FX thinks not, and last week started what it hopes will be an industry trend. It declined to release ratings for “The Strain” the day after it aired, waiting instead until three days had passed so it could include viewers who watched later.
Until now, FX, like other networks, has sent out news releases as soon as possible, putting its ratings in the most positive light possible. But now FX would like everyone to take a breath, wait, and give people who didn’t watch a show on the first night a few days to catch up.
Who is it hurting? Arguably, the reporters who cover ratings and fans who obsess over a show’s fortunes — though the numbers are still available, for a price, from Nielsen. Under FX’s new system, ratings obsessives will have to relax.
So far, no broadcast networks seem likely to follow FX’s example in the near future, because even if they stopped sharing their numbers, a competitor could leak them to the press, probably without a positive spin.
FX faces the same danger. But it is in a better position than the networks to take a stand because it doesn’t air a full primetime slate each night, and doesn’t have built-in night-after-night competition like the broadcasters do with one another.
Even if they can’t stop sending them out, all networks agree that next-day numbers — called Live + Same Day in industry parlance — are of limited value. They give a snapshot of a show’s performance out of a gate, but can’t account for show like FX’s “Sons of Anarchy” (pictured) that greatly increases in audience after episodes initially air.
If nothing else, networks hope everyone will stop focusing on the rat race and look more at the long-term.
That’s why so many networks give out Live + Same Day numbers, but also tout Live + 3 Ratings that monitor a show’s performance over its airdate and the next three days. Live + 7 tracks viewership over a week, giving viewers even more chances to watch.

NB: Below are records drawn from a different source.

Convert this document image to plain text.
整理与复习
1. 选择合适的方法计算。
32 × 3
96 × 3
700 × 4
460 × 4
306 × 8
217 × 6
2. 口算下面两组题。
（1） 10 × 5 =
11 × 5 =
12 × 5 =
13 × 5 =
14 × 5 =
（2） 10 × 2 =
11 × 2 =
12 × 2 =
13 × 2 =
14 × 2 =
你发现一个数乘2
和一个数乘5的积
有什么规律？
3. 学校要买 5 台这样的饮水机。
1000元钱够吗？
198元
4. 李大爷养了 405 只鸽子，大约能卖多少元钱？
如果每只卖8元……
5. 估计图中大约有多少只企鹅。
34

“I don’t think there’s a research or programming or marketing or communication executive among us who hasn’t woken up to a Live + Same Day rating and been somewhat disappointed, only to be cheered five days later when the Nielsen tide brings in a Live + 3 and, in due course, a Live + 7 VOD and digital,” said Julie Piepenkotter, FX Networks executive vice president of research, at a panel with reporters Saturday.
Networks caution that Live + Same Day numbers are still essential for measuring the audiences of live contests — like singing competitions — and live sporting events. That’s because most viewers watch those events when they first air, for fear of missing out, or hearing who won the game on the way to work the next morning. An episode of “The Strain” will keep for a few days. The All-Star Game will not.
CBS chief research officer David F. Poltrack notes that both NBC’s competition show “America’s Got Talent” and CBS’s scripted “Under the Dome” might score 7.6 million viewers on the first night they air. But “Dome” will probably grow more in time-shifted viewing.
How much difference do a few days make? The most recent season of “Sons of Anarchy” scored about 4.6 million viewers in Live + Same Day viewing, but climbed to 11 million including Live + 7, encores, and video on demand. “The Strain” had about 3 million viewers in its premiere last Sunday. But in Live + 3 numbers, it climbed to 5 million.
Of course, it isn’t up to TV critics or network publicists to ultimately gauge a show’s success. That’s up to advertisers, who either pay top dollar to buy ads, or don’t.
But advertisers are already on board with looking at shows over the longer term. They pay for time based on C3 ratings, which measure the number of people who watch ads for a show in the three days after it airs. Increasingly, they’re signing on to C7 deals, based on commercial viewership over a week.
Fox Networks Group chairman and CEO Peter Rice said Sunday that half of the upfront deals the Fox network made for ad deals for the upcoming TV season were based on C3 measurements, and half were based on C7. Other networks have also increased C7 deals.
Such deals are becoming more attractive for advertisers as networks find new ways to keep ads timely. Networks are using more and more dynamic ad insertion to keep ads as fresh as possible even if a show is days old.
If a show originally aired on a Thursday, for example, it might include ads for a movie opening Friday, since movie studios want the biggest opening weekend possible. But a viewer watching the show on Monday might see a different ad, inserted after the opening weekend has past.
As Rice only half-jokingly puts it, all TV is, in a way, live: “You know, everyone is alive when they’re watching the show,” he said.